Predicting bird diversity through acoustic indices within the Atlantic Forest biodiversity hotspot

Abstract

The increasing conversion of natural areas for anthropic land use has been a major cause of habitat loss, destabilizing ecosystems and leading to a biodiversity crisis. Passive acoustic sensors open the possibility of remotely sensing fauna on large spatial and temporal scales, improving our understanding of the current state of biodiversity and the effects of human influences. Acoustic indices have been widely used and tested in recent years, with an aim towards understanding the relationship between indices and the acoustic activity of several taxa in different types of environments. However, studies have shown divergent relationships between acoustic indices and the vocal activity of most soniferous taxa. A combination of indices has, in turn, been reported as a promising tool for representing biodiversity in different contexts. We used uni- and bivariate models to test different combinations of 8 common indices in relation to bird assemblage metrics.

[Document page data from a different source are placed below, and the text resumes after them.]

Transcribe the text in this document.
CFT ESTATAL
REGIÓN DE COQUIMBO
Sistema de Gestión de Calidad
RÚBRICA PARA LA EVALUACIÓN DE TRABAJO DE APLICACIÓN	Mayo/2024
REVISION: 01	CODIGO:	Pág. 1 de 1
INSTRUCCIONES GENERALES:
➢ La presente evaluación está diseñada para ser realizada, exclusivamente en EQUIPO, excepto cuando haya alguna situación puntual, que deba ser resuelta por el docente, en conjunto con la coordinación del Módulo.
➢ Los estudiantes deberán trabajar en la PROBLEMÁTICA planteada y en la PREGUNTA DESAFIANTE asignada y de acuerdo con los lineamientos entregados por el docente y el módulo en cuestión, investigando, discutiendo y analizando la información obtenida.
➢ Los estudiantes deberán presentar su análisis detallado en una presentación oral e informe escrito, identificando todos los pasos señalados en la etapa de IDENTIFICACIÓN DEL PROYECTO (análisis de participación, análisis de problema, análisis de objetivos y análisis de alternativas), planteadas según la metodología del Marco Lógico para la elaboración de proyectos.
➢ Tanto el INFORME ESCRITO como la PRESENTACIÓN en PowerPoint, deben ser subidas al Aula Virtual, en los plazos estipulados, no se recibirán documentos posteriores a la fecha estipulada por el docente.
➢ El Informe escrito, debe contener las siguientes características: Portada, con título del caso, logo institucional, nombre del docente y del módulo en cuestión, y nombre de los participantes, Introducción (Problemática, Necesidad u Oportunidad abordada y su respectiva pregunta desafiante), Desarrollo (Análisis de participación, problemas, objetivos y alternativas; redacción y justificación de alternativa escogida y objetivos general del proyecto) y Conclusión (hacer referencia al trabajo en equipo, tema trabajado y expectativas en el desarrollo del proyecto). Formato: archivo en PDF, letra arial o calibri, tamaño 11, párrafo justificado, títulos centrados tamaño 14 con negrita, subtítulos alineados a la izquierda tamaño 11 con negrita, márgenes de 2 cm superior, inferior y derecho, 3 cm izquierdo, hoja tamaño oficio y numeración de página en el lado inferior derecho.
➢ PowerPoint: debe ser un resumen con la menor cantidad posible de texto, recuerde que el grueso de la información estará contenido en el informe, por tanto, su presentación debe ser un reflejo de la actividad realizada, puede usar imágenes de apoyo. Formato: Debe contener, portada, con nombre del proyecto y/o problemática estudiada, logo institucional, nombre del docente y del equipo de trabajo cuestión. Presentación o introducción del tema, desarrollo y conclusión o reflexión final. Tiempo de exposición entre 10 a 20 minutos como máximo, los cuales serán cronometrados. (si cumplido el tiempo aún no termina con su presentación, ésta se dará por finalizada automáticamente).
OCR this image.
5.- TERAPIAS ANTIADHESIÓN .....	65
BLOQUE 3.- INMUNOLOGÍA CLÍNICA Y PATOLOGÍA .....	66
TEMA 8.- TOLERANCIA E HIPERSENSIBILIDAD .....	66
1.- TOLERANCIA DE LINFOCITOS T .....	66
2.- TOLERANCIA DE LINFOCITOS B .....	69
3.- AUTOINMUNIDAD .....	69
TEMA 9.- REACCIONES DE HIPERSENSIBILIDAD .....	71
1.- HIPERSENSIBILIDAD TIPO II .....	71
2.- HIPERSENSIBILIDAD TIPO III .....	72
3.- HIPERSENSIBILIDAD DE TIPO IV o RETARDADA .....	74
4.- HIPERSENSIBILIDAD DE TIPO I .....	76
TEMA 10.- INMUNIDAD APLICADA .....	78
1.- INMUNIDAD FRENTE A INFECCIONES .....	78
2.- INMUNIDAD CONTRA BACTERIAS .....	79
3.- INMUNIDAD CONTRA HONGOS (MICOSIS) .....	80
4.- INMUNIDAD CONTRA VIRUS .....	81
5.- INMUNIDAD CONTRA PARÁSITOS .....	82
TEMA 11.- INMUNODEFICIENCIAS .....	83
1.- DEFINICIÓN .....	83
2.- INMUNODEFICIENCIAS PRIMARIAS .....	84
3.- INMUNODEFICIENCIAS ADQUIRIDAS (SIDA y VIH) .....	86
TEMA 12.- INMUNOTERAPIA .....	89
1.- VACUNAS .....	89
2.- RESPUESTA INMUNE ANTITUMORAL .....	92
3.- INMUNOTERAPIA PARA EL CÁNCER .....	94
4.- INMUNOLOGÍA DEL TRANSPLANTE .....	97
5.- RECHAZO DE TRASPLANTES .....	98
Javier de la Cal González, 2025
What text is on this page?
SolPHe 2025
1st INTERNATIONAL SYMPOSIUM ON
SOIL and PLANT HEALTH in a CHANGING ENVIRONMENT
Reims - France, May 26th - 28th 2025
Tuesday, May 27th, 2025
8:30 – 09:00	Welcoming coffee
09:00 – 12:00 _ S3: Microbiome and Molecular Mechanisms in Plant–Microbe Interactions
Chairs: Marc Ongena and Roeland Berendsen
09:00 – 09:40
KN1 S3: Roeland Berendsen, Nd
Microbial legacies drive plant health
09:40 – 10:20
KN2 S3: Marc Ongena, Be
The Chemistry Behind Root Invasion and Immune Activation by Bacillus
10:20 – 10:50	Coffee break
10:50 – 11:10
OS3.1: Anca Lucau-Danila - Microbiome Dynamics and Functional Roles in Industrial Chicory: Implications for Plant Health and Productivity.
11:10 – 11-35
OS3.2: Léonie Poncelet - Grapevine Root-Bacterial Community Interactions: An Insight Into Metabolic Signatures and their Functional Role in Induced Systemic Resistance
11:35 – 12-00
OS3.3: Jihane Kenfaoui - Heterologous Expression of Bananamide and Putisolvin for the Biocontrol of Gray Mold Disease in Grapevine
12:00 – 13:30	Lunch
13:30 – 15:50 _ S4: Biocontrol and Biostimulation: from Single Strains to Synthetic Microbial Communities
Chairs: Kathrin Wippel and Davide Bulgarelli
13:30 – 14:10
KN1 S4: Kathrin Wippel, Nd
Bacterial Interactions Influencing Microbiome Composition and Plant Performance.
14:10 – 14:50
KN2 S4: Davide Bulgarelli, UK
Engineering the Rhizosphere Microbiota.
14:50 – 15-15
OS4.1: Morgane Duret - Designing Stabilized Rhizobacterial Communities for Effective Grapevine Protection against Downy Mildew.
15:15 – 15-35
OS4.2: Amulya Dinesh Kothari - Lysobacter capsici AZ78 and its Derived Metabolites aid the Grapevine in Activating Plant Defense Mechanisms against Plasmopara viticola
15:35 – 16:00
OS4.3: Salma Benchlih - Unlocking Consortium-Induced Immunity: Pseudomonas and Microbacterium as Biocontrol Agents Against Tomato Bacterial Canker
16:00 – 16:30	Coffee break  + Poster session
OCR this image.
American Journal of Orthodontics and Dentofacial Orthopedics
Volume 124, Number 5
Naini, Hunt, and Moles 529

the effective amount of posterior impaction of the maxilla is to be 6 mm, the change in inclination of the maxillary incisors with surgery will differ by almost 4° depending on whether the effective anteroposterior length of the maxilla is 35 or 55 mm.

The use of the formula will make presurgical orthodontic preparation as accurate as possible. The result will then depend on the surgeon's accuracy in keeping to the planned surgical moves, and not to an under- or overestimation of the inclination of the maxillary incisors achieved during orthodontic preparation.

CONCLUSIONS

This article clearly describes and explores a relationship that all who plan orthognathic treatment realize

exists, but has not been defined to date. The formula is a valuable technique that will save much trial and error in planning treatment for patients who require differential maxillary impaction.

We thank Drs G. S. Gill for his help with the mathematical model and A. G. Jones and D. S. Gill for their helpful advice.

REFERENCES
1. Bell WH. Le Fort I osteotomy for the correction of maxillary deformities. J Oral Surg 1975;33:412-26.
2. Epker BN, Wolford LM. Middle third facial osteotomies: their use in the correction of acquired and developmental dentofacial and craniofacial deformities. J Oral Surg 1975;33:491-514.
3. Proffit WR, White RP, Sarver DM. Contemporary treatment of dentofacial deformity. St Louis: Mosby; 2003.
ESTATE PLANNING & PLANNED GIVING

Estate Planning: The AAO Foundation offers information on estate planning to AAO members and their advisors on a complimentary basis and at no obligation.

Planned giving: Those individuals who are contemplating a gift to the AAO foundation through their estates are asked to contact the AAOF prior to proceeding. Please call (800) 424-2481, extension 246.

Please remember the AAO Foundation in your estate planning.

We recorded twenty-two study sites in Brazil’s Atlantic Forest and three different types of environments in each site (forest, pasture, and swamp). Our results showed that 1) the best acoustic indices for explaining bird richness, abundance, and diversity were Bioacoustic and Acoustic Complexity; 2) the type of environment (forest, pasture, and swamp) influenced the performance of acoustic indices in explaining bird biodiversity, with the highest score model (biggest R2 value) being a combination between Acoustic Diversity and Bioacoustic indices. Our results do support the use of acoustic indices in monitoring the acoustic activity of birds, but combining indices is encouraged since it provided the best results. However, given the divergence we found across environments, we recommend that sets of indices are tested to determine which of them best describe the biodiversity pattern models for a specific habitat. Based on our results, we propose that biodiversity patterns can be predicted through acoustic patterns. However, the level of confidence will depend on the acoustic index used and on focal taxa of interest (i.e., birds, amphibians, insects, and mammals).